Another relatively common G6PD variant is found particularly among individuals of Sephardic Jewish or Sardinian descent. In addition, another somewhat common variant is present among some individuals of southern Chinese descent.
A diagnosis is based upon the identification of characteristic physical findings and symptoms, a thorough clinical evaluation, a detailed patient history, and/or specialized tests. If a person experiences symptoms, e.g. blood in the urine, and spontaneously reports eating fava beans and comes from an area or a population where G6PD deficiency is common, suspicion of the disorder should be high.
If doctors suspect a person is G6PD-deficient, they will conduct a variety of blood tests to confirm a diagnosis and rule out other conditions that cause similar conditions. The diagnosis depends upon demonstrating decreased activity of the G6PD enzyme through either a quantitative assay or a screening test such as fluorescent spot test
Molecular genetic testing can detect mutations in the specific gene known to cause G6PD, but is available only as diagnostic service at specialized laboratories.
Most affected individuals do not require treatment. G6PD deficiency is often best managed by preventative measures. Individuals should be screened for the G6PD defect before being treated with certain drugs such as certain antibiotics, antimalarials and other medications known to trigger hemolysis in G6PD-deficient individuals. In individuals who are G6PD-deficient, hemolytic anemia from fava beans or from known drugs should not occur because exposure can be avoided.

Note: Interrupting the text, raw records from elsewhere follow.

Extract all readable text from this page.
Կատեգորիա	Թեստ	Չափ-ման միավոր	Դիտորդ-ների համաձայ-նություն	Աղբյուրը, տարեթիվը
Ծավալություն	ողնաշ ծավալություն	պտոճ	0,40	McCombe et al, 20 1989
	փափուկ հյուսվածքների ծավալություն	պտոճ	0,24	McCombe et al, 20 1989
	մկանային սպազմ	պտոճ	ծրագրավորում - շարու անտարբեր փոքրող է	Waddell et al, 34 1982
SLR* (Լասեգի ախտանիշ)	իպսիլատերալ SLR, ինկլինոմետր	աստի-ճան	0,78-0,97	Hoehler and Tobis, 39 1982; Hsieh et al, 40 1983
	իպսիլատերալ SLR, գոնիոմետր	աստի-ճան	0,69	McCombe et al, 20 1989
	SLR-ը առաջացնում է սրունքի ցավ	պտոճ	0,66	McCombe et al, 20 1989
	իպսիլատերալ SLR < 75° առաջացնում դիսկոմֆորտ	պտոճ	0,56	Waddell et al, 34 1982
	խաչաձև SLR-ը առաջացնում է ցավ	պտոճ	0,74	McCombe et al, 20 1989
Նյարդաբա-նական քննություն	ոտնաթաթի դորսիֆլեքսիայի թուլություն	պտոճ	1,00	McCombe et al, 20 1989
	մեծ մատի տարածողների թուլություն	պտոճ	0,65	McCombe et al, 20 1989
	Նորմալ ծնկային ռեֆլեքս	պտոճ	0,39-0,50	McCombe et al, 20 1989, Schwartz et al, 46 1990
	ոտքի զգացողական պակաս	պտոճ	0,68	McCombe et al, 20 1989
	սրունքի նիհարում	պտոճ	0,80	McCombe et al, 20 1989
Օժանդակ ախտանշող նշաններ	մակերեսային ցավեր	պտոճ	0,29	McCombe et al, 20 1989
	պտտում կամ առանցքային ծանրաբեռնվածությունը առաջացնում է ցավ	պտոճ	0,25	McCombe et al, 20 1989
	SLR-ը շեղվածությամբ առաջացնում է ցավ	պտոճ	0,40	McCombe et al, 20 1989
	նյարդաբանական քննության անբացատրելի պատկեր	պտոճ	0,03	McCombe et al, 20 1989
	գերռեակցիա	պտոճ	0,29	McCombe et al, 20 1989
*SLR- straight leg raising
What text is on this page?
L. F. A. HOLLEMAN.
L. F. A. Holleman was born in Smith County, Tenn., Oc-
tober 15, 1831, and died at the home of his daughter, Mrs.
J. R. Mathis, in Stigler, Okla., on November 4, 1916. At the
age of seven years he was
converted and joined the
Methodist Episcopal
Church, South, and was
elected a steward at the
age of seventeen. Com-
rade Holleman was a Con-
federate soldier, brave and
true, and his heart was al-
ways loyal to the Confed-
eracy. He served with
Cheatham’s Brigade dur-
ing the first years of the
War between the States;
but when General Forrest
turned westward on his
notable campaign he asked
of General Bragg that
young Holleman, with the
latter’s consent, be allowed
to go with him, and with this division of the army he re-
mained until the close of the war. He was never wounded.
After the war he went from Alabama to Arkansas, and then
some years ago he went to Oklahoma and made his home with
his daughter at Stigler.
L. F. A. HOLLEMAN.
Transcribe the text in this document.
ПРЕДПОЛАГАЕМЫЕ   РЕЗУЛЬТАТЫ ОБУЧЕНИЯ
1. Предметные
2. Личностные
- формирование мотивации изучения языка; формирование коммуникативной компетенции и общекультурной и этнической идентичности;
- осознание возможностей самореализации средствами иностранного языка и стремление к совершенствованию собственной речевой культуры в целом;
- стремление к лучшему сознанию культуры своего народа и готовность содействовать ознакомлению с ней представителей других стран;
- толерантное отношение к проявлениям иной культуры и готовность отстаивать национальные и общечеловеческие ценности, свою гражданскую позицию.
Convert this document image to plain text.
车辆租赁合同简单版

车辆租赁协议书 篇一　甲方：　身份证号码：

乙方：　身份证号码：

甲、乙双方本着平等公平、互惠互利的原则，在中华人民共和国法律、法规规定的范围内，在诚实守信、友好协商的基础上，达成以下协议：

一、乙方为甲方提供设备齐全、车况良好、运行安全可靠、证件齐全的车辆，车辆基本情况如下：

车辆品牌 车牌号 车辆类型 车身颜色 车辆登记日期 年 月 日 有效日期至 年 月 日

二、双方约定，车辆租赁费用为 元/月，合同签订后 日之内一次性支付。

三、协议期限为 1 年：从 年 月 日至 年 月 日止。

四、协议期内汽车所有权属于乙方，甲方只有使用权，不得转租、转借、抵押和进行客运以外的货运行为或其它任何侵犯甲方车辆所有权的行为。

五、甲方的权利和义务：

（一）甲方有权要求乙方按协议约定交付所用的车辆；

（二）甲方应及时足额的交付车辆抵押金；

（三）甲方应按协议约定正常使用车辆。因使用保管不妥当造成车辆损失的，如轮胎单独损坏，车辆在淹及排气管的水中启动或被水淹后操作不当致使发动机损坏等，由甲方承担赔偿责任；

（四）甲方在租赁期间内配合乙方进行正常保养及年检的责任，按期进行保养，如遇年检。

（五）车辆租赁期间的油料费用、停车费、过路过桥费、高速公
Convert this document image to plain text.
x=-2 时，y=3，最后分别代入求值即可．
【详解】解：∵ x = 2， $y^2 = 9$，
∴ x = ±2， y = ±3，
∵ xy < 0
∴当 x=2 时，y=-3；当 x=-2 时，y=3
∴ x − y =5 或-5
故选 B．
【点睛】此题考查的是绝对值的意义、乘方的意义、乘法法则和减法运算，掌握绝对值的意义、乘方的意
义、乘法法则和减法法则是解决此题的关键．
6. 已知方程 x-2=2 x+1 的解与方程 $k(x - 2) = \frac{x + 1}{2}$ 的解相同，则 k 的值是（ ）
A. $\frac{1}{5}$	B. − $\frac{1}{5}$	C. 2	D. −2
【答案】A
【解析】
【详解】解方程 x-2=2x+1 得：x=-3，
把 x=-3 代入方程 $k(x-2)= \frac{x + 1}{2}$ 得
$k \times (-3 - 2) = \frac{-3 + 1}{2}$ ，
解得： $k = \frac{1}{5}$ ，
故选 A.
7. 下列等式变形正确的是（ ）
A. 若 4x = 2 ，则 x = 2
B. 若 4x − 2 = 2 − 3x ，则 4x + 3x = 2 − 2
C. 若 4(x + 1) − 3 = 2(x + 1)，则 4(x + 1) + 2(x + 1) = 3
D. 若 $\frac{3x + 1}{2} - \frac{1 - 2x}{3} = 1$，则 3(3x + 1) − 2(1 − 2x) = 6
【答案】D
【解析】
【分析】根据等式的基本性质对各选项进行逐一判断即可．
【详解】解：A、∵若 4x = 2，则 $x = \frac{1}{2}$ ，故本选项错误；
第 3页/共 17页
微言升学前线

If an episode of hemolytic anemia is due to the use of a certain medication, the causative drug should be discontinued under a physician’s supervision. If such an episode is due to an underlying infection, appropriate steps should be taken to treat the infection in question.
Some adults may need short-term treatment with fluids to prevent hemodynamic shock (in which there is inadequate supply of blood to the organs) or, in severe cases where the rate of hemolysis is very rapid, even blood transfusions. Blood transfusions are more likely to be indicated in children than adults, and in children with favism can prove life-saving.
Neonatal jaundice is treated by placing the infant under special lights (bili lights) that alleviate the jaundice. In more severe cases, an exchange transfusion may be necessary. This procedure involves removing an affected infant’s blood and replacing it with fresh donor blood or plasma.
Genetic counseling may be of benefit for patients and their families.